FIG. 5 is a flowchart illustrating another method 500 for cooling a stacked semiconductor device, such as an HBM device 130 of FIG. 1, the HBM device 230 of FIG. 2, and/or the HBM device 330 of FIG. 3. The method 500 is illustrated as a set of steps or blocks 502, 504, 506, and 508. All or a subset of one or more of the blocks 502, 504, 506, and 508 can be executed in accordance with the discussion above.

The method 500 begins at block 502 by forming a plurality of apertures or holes in each of a plurality of dies. For example, the holes can be drilled, punched out, etched, or otherwise formed at a die manufacturing stage. As another example, the holes can be formed in individual dies or in a stackings of subsets representing less than all of the plurality of dies.

At block 504, the method 500 continues by stacking the plurality of dies such that the holes align and form a plurality of cooling trenches. In embodiments in which a film-based encapsulant is used, the holes can be formed in individual films (e.g., non-conducting films) and then aligned together with the holes in the dies (e.g., while stacking the plurality of dies). In some embodiments, once the cooling trenches are formed, but prior to filling the cooling channels and the cooling trenches with a coolant, the method 500 can include coating or otherwise lining portions of the inner walls of the cooling trenches with a liner material or layer, such as to fluidically or hermetically seal at least portions of the cooling trenches to prevent leakage of a coolant out from within those portions of the cooling trenches. In other words, coating or otherwise lining portions of the inner walls of the cooling trenches can provide electrical, hermetic, and/or fluidic isolation between coolant introduced into the cooling trenches and other (e.g., electrical) components of the dies (and/or the rest of a corresponding semiconductor device).

At block 506, the method 500 continues by positioning a cooling body adjacent to the stack of dies. In some embodiments, the cooling body includes a plurality of cooling channels. The cooling channels can be fluidly or operably connected to corresponding ones of the cooling trenches. Additionally, or alternatively, one or more of the cooling channels can be fluidly or operably connected to a pump.

At block 508, the method 500 continues by at least partially filling the cooling channels and the cooling trenches with a coolant. In some embodiments, after being introduced into the cooling channels and/or the cooling trenches, the coolant remains generally stagnant such that heat dissipated by the dies deeper in the stack is carried by the coolant away from the dies and toward the cooling body for further dissipation. For example, the coolant can have a relatively high thermal conductivity such that the coolant conducts the heat away from the dies. In another example, portions of the coolant that are heated by heat dissipated by the dies rise upward away from the dies and toward the cooling body by virtue of buoyancy.

In some embodiments, the coolant is transferred through or along the cooling channels and/or the cooling trenches. For example, a pump can be fluidly or operably coupled to one or more of the cooling channels such that the pump can actively transfer or circulate the coolant through the coolant channels and/or the cooling trenches.
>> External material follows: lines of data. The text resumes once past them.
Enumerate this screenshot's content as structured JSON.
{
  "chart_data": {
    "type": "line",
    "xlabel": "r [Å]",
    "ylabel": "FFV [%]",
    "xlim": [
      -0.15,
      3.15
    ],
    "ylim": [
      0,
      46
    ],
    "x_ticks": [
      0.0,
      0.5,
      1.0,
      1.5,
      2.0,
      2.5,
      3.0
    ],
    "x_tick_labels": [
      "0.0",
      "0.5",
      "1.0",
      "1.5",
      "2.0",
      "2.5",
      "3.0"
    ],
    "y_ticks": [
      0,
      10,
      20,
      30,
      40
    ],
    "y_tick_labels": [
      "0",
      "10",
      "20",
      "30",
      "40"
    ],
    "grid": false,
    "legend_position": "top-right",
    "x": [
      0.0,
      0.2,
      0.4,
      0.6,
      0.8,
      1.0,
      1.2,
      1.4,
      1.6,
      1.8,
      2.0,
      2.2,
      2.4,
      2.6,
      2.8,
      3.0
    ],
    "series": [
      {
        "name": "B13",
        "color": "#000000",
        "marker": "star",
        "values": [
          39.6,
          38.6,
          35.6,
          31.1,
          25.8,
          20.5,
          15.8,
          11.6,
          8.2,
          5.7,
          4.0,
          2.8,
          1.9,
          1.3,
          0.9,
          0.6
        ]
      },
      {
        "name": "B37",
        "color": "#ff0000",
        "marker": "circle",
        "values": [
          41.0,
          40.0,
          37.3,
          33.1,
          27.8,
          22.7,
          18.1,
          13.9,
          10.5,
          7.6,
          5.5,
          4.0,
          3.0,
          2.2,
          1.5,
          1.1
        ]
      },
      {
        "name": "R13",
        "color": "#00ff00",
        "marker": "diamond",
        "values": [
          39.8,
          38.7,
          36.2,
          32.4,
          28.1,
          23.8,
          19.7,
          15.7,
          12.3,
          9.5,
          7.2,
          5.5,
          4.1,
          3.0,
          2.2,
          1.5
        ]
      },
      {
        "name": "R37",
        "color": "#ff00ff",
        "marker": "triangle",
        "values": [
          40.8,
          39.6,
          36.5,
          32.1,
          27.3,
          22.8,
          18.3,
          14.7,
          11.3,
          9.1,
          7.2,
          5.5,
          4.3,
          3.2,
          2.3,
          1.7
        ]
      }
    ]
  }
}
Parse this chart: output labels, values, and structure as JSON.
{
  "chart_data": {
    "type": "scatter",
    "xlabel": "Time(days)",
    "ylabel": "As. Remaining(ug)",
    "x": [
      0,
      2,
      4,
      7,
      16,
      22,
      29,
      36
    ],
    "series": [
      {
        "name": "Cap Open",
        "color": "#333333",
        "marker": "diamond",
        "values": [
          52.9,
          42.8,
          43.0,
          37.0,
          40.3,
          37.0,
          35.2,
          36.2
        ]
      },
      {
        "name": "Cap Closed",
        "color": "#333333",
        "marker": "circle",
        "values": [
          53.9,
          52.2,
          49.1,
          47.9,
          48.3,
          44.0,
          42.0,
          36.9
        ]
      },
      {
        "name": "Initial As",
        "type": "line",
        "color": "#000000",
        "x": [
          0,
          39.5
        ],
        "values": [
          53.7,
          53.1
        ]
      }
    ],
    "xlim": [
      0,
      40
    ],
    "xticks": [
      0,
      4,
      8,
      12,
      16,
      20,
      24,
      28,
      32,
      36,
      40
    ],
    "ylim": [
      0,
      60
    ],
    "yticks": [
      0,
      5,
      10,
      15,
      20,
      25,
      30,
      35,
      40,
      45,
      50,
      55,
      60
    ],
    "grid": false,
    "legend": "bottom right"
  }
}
In another example, the coolant can be configured to be passively transferred through the cooling channels via, for example, capillary action.

Although the blocks 502, 504, 506, and 508 of the method 500 are discussed and illustrated in a particular order, the method 500 illustrated in FIG. 5 is not so limited. In other embodiments, the method 500 can be performed in a different order. In these and other embodiments, any of the blocks 502, 504, 506, and 508 of the method 500 can be performed before, during, and/or after any of the other blocks 502, 504, 506, and 508 of the method 500. For example, all or a subset of the block 504 can be executed at a same timing as and/or a timing that occurs before execution of all or a subset of block 502 (e.g., such that one or more of the cooling trenches are formed in the one or more of the dies after they are placed in the stack). Moreover, a person of ordinary skill in the relevant art will recognize that the illustrated method 500 can be altered and still remain within these and other embodiments of the present technology. For example, one or more of the blocks 502, 504, 506, and 508 of the method 500 illustrated in FIG. 5 can be omitted and/or repeated in some embodiments. As a specific example, cooling can be achieved without the cooling body. Thus, block 506 can be omitted in some embodiments while still introducing coolant into the cooling trenches. As another specific example, the method 500 can include connecting two or more of the cooling trenches using one or more connector channels, such as connector channels formed in a connector die (e.g., positioned between the stack of dies and an interface die).

CONCLUSION

From the foregoing, it will be appreciated that specific embodiments of the technology have been described herein for purposes of illustration, but well-known structures and functions have not been shown or described in detail to avoid unnecessarily obscuring the description of the embodiments of the technology. To the extent any material incorporated herein by reference conflicts with the present disclosure, the present disclosure controls. Where the context permits, singular or plural terms may also include the plural or singular term, respectively. Moreover, unless the word “or” is expressly limited to mean only a single item exclusive from the other items in reference to a list of two or more items, then the use of “or” in such a list is to be interpreted as including (a) any single item in the list, (b) all of the items in the list, or (c) any combination of the items in the list. Furthermore, as used herein, the phrase “and/or” as in “A and/or B” refers to A alone, B alone, and both A and B. Additionally, the terms “comprising,” “including,” “having,” and “with” are used throughout to mean including at least the recited feature(s) such that any greater number of the same features and/or additional types of other features are not precluded. Further, the terms “approximately” and “about” are used herein to mean within at least within 10% of a given value or limit. Purely by way of example, an approximate ratio means within 10% of the given ratio.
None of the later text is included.